Nesse Dia Mundial da Dança, convido vocês para aguçarem a curiosidade e investigarem como o caminhar, composto de passos aparentemente simples, se sofistica e tornar-se dança e ao mesmo tempo percussão. Pois, foi isso que fiquei a refletir ao assistir, acompanhada da minha filha, a noite de performance do Floripa Tap, Festival Internacional de Sapateado ocorrido na capital entre os dias 24 a 27 de março. Promovido pela Escola Garagem da Dança, o evento contou com o apoio da Secretaria de Estado de Turismo, Cultura e Esporte de Santa Catarina, através do Funcultural. A variedade de movimentos e sons produzidos pelos pés dos dançarinos, testemunharam uma indiscutível intimidade entre a dança e a música, acrescida pelos insólitos arranjos dos músicos Luiz Gustavo Zago, Carlos Ribeiro Junior e Richard Montano. O sapateado solicita tanto o ouvido quanto os olhos do espectador, quando a sonoridade criada pelas batidas dos pés tornam o corpo do dançarino um instrumento de percussão, reverberando contrapontos rítmicos inusitados, desenhando no espaço-tempo passos entrelaçados de fluidez e velocidade, suspensos pelos fios invisíveis da pausa e do silêncio.

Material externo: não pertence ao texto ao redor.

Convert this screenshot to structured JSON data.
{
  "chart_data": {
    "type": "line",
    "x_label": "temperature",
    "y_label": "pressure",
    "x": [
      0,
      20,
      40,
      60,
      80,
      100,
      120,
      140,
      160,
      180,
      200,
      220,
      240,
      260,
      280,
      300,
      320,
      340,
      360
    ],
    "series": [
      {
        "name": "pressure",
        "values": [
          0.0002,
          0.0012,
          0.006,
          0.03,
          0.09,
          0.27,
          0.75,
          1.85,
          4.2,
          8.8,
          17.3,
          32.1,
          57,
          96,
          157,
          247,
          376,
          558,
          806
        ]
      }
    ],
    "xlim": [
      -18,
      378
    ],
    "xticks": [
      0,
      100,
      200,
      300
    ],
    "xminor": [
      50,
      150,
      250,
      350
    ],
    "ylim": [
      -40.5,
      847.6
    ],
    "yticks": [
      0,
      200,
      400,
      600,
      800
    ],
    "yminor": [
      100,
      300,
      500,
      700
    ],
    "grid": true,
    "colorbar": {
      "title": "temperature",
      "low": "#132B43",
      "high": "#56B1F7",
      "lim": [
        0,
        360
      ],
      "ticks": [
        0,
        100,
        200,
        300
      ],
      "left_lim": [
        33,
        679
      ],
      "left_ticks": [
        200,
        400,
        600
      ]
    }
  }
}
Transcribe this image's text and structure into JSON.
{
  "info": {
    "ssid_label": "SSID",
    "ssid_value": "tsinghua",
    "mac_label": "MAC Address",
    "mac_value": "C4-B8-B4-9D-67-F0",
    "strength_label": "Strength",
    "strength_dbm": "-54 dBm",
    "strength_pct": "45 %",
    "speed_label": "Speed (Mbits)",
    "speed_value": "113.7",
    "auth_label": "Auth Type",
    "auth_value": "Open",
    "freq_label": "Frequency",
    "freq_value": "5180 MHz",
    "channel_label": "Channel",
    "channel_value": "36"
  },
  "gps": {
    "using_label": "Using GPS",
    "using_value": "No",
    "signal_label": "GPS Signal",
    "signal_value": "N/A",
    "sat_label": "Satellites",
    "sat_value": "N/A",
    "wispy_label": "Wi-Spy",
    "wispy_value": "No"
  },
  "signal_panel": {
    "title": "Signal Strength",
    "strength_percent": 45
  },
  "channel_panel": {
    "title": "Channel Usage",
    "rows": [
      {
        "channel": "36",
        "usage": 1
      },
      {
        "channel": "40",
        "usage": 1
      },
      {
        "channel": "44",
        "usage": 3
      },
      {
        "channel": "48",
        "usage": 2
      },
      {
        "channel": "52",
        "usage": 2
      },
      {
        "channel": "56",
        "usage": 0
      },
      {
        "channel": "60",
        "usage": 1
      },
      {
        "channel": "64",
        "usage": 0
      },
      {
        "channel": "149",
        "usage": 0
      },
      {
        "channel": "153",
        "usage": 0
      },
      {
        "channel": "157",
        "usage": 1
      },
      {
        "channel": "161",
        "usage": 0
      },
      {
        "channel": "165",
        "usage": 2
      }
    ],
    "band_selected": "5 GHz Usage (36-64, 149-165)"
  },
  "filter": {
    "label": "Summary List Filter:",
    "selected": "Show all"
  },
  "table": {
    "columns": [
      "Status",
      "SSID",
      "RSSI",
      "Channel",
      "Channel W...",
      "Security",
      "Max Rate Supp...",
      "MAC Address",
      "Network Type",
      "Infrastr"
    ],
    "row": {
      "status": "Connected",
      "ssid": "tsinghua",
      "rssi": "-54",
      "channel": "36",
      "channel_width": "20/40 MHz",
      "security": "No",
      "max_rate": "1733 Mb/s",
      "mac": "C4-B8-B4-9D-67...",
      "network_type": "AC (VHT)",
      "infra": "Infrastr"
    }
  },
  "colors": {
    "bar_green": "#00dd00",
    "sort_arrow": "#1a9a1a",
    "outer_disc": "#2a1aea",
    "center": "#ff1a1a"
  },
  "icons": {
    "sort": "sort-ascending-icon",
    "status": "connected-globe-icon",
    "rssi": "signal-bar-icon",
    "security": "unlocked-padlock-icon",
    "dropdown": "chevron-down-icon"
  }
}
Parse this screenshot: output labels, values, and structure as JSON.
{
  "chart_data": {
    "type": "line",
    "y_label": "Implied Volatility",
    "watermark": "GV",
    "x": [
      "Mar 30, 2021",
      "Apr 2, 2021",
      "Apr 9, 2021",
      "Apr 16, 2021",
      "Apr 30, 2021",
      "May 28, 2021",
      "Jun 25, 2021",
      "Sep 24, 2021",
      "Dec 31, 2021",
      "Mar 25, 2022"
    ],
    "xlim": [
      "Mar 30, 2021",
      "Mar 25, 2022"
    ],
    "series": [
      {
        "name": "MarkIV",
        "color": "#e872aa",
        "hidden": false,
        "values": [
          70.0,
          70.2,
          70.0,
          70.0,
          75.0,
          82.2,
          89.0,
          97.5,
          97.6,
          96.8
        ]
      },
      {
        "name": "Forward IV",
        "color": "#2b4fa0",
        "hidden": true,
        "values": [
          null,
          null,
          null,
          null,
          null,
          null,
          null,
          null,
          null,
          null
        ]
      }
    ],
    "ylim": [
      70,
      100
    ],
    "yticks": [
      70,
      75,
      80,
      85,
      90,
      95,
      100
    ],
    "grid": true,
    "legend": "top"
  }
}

Como avalia a dançarina Marina Coura, diretora do festival: “O evento foi um sucesso. Tivemos um publico espectador estimado em aproximadamente 2500 pessoas.” Talvez as razões do Floripa Tap ser bem-sucedido está no oferecimento de diversas atividades para as pessoas interessadas. Um exemplo está na criação da Mostra de Dança como espaço para todos os participantes poderem mostrar seus trabalhos e terem um feedback por escrito de cada professor do evento. Outro diferencial, é a noite de performance presenteando o público – composto por familiares, estudantes e profissionais da dança – com a mescla das apresentações de solos e grupos dos alunos da Escola Garagem da Dança com os professores internacionais do evento como Yukiko Smilie Misumi, Japão, Daniel Borak , Suiça, Lane Alexander e Star Dixon, Estados Unidos; e os convidados nacionais dentre quais estão: Christiane Matallo, artista que sapateia e toca sax tenor simultaneamente, Melissa Tannús, Leandro Fortes, Diego Tavares. Vale salientar, a escolha de convidar profissionais com propostas diferenciadas para ministrar oficinas, tal como o dançarino Luyz Baltijão (SP), que está a comemorar trinta anos de carreira , e ofereceu o curso “Sinapses in tap”, propondo associações motoras que visam desenvolver o ritmo e a musicalidade do sapateador. Ele comenta: “Participar de um festival de sapateado na condição de um professor, em muito contribui para que nossa forma de ver, sentir e expressar o sapateado possa ser repartida com um número expressivo de sapateadores. O intercâmbio entre os profissionais que atuam ao nosso lado também influenciam nossa abordagem.”
A motivação dos participantes do Floripa Tap vem da liberdade que o sapateado oferece, “é uma modalidade democrática, para todos os estilos, estéticas, ritmos, corpos e idades”, acrescenta Marina Coura. Em 29 de abril, Dia Mundial da Dança, mobilizem-se: caminhando e dançando, seguimos a canção, que vem das batidas dos pés e também do coração.